Debug Output/Panic Output

Error: updating Application Gateway: (Name "ag" / Resource Group "hdgsfsdc"): network.ApplicationGatewaysClient#CreateOrUpdate: Failure sending request: StatusCode=400 -- Original Error: Code="InvalidResourceReference" Message="Resource /subscriptions/***/resourceGroups/providers/Microsoft.Network/applicationGateways/***/privateLinkConfigurations/private-link referenced by resource /subscriptions/***/resourceGroups/**/providers/Microsoft.Network/applicationGateways/**/frontendIPConfigurations/behdgsfsdc-vpc-feip-private was not found.

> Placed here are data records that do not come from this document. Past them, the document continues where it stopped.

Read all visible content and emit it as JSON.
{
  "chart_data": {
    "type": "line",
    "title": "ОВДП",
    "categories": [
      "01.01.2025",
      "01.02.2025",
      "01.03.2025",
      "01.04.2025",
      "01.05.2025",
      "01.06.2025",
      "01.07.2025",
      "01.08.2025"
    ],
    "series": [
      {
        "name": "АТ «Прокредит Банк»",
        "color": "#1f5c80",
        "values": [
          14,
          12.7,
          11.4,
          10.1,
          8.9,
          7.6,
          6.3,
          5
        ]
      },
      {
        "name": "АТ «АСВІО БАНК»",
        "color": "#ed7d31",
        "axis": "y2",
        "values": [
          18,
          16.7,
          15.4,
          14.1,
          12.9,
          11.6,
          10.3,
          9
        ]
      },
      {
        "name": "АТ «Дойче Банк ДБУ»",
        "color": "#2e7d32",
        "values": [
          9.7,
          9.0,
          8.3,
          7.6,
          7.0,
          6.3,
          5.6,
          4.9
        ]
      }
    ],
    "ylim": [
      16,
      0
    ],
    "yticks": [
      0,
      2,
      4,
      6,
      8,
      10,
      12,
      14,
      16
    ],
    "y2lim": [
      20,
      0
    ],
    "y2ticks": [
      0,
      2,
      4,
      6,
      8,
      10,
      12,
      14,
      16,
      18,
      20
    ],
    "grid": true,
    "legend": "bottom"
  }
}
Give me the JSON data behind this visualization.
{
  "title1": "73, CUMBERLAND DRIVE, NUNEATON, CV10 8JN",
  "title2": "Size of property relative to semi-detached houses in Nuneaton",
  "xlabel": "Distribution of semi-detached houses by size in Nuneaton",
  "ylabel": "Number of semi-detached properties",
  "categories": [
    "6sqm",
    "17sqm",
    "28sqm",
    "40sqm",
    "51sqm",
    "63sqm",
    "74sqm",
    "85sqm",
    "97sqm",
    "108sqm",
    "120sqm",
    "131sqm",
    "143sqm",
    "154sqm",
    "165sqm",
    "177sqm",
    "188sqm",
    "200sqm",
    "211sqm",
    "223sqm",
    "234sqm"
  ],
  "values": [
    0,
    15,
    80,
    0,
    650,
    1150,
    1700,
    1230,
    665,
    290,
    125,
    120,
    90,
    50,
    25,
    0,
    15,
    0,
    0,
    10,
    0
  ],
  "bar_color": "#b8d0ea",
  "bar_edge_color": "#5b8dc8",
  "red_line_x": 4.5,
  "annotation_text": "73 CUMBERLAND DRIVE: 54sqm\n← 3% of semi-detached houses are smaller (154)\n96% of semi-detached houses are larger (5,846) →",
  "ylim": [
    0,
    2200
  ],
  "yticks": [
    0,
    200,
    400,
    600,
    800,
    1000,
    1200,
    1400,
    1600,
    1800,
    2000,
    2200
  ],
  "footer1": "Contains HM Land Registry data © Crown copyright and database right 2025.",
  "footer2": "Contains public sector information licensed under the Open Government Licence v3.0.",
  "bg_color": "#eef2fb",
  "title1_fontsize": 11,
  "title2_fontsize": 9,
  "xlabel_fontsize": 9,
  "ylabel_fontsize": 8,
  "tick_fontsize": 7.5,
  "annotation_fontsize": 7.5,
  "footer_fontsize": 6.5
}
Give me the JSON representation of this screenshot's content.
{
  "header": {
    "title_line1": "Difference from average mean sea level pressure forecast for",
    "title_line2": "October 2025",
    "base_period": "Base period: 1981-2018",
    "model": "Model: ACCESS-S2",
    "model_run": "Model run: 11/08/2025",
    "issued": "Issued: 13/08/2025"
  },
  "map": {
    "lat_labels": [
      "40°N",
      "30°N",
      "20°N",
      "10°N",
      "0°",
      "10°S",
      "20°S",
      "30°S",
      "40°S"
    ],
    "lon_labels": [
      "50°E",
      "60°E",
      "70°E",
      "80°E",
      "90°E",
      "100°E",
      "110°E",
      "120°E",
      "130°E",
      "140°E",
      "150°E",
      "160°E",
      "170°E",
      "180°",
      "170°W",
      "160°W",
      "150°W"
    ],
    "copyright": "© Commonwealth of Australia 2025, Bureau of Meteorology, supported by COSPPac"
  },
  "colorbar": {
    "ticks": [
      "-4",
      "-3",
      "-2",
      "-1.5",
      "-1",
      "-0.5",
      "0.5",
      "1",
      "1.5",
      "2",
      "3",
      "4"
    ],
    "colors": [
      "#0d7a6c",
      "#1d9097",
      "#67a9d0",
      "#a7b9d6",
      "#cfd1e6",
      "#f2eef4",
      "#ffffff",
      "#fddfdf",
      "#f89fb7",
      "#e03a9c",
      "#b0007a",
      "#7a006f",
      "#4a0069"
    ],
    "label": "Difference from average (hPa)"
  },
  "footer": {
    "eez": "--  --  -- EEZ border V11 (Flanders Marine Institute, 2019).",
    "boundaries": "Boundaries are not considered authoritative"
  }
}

Please make sure that the referenced resource exists, and that both resources are in the same region." Details=[]
│ 
│   with module.wandb.module.app_lb.azurerm_application_gateway.default,
│   on ../../modules/app_lb/main.tf line 22, in resource "azurerm_application_gateway" "default":
│   22: resource "azurerm_application_gateway" "default" {

Expected Behaviour

It should be create private link inside applicate gateway ... but got the error

Actual Behaviour

Updating Application Gateway: (Name "ag" / Resource Group "behdgsfsdc"): network.ApplicationGatewaysClient#CreateOrUpdate: Failure sending request: StatusCode=400

Steps to Reproduce

Terraform init Terraform plan Terraform apply

Important Factoids

No

References

No solution

[Chambras]

@amanpruthi those are really old versions of Terraform and azurerm. Have you tried with the latest ones? terraform 1.8.2 and azurerm 3.102.0?